Pharmacy Professor Receives National Equity Award

Manouchkathe Cassagnol, Pharm.D., BCPS, BCCP, FACC, FAHA.
January 19, 2022

For her outstanding work in the arena of reducing racial and ethnic disparities in health care, the American Society of Health-System Pharmacists (ASHP) and the Association of Black Health System Pharmacists (ABHP) have presented their annual ASHP-ABHP Joint Leadership Award to Manouchkathe Cassagnol, Pharm.D., BCPS, BCCP, FACC, FAHA. Dr. Cassagnol, a Clinical Professor in the Department of Clinical Health Professions, serves as Assistant Dean for Community Engagement, Equity, and Belonging, in the College of Pharmacy and Health Sciences, and Executive Director for the Academic Center for Equity and Inclusion.

“The award acknowledges pharmacists who specifically do this kind of work.
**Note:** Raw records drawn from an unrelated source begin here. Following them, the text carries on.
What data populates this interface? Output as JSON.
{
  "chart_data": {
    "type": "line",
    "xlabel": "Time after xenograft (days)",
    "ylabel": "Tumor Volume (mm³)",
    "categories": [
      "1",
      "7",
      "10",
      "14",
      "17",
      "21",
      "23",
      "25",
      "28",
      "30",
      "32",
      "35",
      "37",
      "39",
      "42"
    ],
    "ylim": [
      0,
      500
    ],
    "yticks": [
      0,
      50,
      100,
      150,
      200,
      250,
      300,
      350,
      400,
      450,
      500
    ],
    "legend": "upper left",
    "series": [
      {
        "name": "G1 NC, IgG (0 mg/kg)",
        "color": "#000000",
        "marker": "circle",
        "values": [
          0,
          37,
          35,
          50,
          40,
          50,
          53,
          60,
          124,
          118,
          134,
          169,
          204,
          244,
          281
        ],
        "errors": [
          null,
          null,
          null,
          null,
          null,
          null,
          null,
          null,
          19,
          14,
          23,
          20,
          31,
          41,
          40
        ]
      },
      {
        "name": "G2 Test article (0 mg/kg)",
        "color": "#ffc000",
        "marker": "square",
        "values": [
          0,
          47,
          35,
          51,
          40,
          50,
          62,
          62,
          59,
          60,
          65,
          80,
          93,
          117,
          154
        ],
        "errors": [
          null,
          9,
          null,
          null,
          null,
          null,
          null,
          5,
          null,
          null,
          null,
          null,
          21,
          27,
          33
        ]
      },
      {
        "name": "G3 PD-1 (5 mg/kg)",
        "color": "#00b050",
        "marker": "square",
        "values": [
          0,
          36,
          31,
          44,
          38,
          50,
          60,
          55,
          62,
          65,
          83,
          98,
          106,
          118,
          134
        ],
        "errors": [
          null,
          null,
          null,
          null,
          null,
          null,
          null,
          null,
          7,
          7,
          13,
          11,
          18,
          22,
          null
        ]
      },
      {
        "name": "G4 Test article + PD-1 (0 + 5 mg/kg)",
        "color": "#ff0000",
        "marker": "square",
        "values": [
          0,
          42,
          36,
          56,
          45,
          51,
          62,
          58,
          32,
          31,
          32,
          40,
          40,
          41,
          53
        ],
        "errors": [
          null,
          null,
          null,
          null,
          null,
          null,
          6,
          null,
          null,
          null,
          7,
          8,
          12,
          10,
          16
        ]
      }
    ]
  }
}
It’s quite an honor to be recognized in this way,” Dr. Cassagnol noted. She served as Program Coordinator of the Changing Faces of Pharmacy: Student Enrichment Program, an educational outreach program to introduce underrepresented minority high school populations to the pharmacy profession from 2012-2017. She is also a faculty preceptor for the College’s global mission trip elective to the island of Jamaica, which promotes the development of culturally responsive care, and is a mentor for St. John’s University’s Ozanam Scholars.

“I’m very pleased to see the growth in a very short period of time, going from naming a Chief Diversity Officer to where we are now at St. John’s,” Dr. Cassagnol noted. “We have so much equity infrastructure in place working to get our community to where we can develop a critical self-awareness at an institutional level and for people to do it at a personal level—infrastructure that was not in place just seven years ago. This is really a positive stride.”
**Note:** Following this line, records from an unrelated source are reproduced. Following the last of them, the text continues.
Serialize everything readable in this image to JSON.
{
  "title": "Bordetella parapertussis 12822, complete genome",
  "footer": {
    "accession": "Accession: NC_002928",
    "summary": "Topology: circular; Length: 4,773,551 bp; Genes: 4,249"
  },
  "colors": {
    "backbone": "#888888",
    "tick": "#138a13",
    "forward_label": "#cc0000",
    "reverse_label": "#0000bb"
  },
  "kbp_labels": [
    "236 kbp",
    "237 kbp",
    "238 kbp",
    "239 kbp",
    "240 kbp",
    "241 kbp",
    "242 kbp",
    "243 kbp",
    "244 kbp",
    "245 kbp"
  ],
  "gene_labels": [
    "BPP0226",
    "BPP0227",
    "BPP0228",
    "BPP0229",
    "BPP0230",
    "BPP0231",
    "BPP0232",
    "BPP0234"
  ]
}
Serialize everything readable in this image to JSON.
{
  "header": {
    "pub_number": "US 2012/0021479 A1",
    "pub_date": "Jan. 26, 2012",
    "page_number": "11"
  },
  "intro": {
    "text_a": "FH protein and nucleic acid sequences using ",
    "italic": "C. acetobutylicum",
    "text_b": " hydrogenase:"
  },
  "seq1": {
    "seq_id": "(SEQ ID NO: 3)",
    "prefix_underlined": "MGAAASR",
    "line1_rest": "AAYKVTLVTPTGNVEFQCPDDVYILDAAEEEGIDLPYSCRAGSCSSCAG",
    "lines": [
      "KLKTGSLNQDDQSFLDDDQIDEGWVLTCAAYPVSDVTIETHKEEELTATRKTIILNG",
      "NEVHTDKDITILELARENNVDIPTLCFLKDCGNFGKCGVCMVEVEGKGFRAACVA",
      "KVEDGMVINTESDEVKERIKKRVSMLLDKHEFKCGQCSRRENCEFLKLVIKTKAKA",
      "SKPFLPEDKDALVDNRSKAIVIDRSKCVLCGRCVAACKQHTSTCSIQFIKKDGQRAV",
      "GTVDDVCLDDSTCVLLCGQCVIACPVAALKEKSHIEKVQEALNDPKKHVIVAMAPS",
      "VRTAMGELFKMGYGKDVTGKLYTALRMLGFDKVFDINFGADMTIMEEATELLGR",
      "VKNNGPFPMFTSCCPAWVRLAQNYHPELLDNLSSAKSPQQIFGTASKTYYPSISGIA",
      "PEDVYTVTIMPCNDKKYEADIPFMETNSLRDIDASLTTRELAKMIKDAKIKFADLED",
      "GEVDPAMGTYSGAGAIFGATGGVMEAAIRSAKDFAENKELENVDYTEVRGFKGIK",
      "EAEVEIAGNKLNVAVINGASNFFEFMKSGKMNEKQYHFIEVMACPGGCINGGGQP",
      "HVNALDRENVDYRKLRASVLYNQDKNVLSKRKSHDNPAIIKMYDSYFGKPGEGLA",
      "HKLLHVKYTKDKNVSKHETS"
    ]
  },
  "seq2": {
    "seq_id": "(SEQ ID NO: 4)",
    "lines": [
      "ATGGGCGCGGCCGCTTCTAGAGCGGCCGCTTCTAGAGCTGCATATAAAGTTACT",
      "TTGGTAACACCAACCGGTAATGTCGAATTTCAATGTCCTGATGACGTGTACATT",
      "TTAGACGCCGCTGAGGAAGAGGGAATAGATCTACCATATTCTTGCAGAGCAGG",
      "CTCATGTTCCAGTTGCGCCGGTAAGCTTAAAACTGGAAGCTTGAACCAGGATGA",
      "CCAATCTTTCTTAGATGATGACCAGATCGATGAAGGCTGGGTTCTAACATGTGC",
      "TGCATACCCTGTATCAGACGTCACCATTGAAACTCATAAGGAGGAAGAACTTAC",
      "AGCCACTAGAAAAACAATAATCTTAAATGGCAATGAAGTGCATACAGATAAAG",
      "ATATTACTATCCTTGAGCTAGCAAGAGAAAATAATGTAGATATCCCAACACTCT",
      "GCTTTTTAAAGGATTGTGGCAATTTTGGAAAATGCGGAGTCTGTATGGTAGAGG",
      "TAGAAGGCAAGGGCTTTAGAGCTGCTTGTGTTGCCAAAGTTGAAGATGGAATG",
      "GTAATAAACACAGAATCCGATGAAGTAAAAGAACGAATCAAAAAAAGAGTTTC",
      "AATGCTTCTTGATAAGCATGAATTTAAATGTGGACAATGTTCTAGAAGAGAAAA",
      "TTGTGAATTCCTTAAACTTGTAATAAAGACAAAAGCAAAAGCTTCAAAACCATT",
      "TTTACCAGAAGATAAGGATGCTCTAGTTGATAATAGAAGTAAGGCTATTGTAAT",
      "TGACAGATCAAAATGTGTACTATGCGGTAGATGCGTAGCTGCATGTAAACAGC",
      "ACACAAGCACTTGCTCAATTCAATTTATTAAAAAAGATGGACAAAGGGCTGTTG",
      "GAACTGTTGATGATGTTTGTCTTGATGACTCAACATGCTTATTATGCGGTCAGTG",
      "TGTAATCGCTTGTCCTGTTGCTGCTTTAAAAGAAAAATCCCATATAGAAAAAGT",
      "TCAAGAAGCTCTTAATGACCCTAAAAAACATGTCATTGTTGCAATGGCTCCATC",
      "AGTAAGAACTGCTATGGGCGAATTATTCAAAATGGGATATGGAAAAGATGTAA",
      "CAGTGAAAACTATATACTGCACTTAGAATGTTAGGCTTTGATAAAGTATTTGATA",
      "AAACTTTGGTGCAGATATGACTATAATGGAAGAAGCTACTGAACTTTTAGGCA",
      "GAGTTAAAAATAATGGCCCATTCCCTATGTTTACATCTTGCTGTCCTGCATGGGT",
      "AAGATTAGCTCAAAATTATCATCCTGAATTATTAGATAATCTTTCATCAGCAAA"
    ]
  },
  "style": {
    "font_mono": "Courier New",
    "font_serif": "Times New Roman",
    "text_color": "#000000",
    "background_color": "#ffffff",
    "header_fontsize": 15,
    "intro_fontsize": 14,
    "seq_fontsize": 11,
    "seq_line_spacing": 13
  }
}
Dr. Cassagnol said she was heartened by the words and actions of our leadership team, particularly our President Rev. Brian J. Shanley, O.P. and Provost Dr. Simon Moller, relating to matters of equity and inclusion. “They are taking these matters so seriously,” she stressed, adding that leadership support of grassroots student and faculty activism is critical for these initiatives to succeed. “I don’t think we’ve ever been in a better position as an institution to do this work.”
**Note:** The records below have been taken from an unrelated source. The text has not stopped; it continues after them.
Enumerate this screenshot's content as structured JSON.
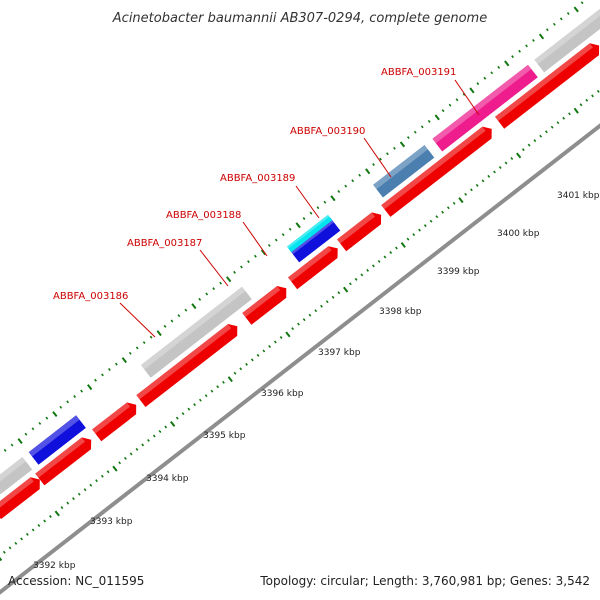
{
  "title": "Acinetobacter baumannii AB307-0294, complete genome",
  "footer": {
    "accession": "Accession: NC_011595",
    "summary": "Topology: circular; Length: 3,760,981 bp; Genes: 3,542"
  },
  "gene_labels": [
    "ABBFA_003186",
    "ABBFA_003187",
    "ABBFA_003188",
    "ABBFA_003189",
    "ABBFA_003190",
    "ABBFA_003191"
  ],
  "kbp_labels": [
    "3392 kbp",
    "3393 kbp",
    "3394 kbp",
    "3395 kbp",
    "3396 kbp",
    "3397 kbp",
    "3398 kbp",
    "3399 kbp",
    "3400 kbp",
    "3401 kbp"
  ],
  "colors": {
    "gene_label": "#cc0000",
    "cds": "#ee0000",
    "tick": "#117711",
    "backbone": "#999999",
    "grey_feature": "#c4c4c4",
    "blue_feature": "#1010dd",
    "cyan_feature": "#00e5ee",
    "steel_feature": "#4a7fb0",
    "pink_feature": "#ee1c8c",
    "slate_feature": "#4a4a8a"
  }
}
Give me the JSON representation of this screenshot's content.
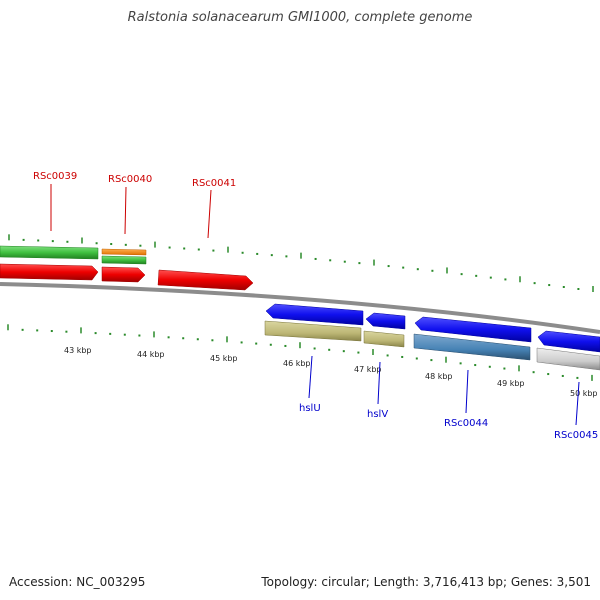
{
  "title": "Ralstonia solanacearum GMI1000, complete genome",
  "accession": "Accession: NC_003295",
  "summary": "Topology: circular; Length: 3,716,413 bp; Genes: 3,501",
  "colors": {
    "tick": "#2a8a2a",
    "backbone": "#8c8c8c",
    "forward_label": "#cc0000",
    "reverse_label": "#0000cc"
  },
  "kbp_labels": [
    "43 kbp",
    "44 kbp",
    "45 kbp",
    "46 kbp",
    "47 kbp",
    "48 kbp",
    "49 kbp",
    "50 kbp"
  ],
  "forward_genes": [
    {
      "label": "RSc0039",
      "color": "#ee0000"
    },
    {
      "label": "RSc0040",
      "color": "#ee0000"
    },
    {
      "label": "RSc0041",
      "color": "#ee0000"
    }
  ],
  "reverse_genes": [
    {
      "label": "hslU",
      "color": "#1010ee"
    },
    {
      "label": "hslV",
      "color": "#1010ee"
    },
    {
      "label": "RSc0044",
      "color": "#1010ee"
    },
    {
      "label": "RSc0045",
      "color": "#1010ee"
    }
  ]
}
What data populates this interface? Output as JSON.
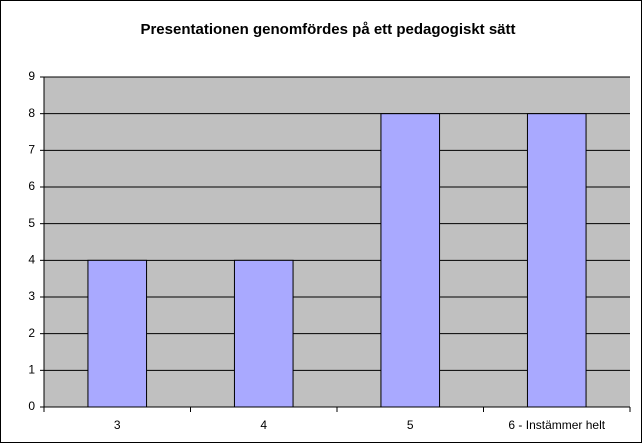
{
  "chart_data": {
    "type": "bar",
    "title": "Presentationen genomfördes på ett pedagogiskt sätt",
    "categories": [
      "3",
      "4",
      "5",
      "6 - Instämmer helt"
    ],
    "values": [
      4,
      4,
      8,
      8
    ],
    "color": "#a9a9ff",
    "ylim": [
      0,
      9
    ],
    "yticks": [
      0,
      1,
      2,
      3,
      4,
      5,
      6,
      7,
      8,
      9
    ],
    "grid": true
  }
}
Much of Dr. Cassagnol’s research centers on health disparities in underrepresented areas. “We’re still experiencing major gaps, and we’re starting to understand why these problems exist and beginning to ask different questions in our research.”

Dr. Cassagnol recalled that historically in the health science community, race has been "biologized." She said, “We made race a biological phenomenon, and we know race is a social construct. In terms of health disparities, if we actually ask questions about poverty in our country and the health gaps that exist around people experiencing poverty, then this will give us a different understanding of how these disparities exist.

“For example, we already know that due to structural oppression, a disproportionate number of historically marginalized persons experience poverty, therefore we may begin to understand the reasons why such health disparities exist in these populations.” She added, “We are getting to a place where people are engaging in the conversation and understanding these issues as social problems, not biological problems.”

Doing health equity work has helped Dr. Cassagnol understand what she knew to be happening in the health sciences community. “It gave me a language and a better understanding of these issues. I can certainly use the skills and talents that I have in the spaces that I occupy and offer this perspective when I often don’t hear it being surfaced in rooms that I share with others. I consider it a gift to be at this stage of my career and still be learning.”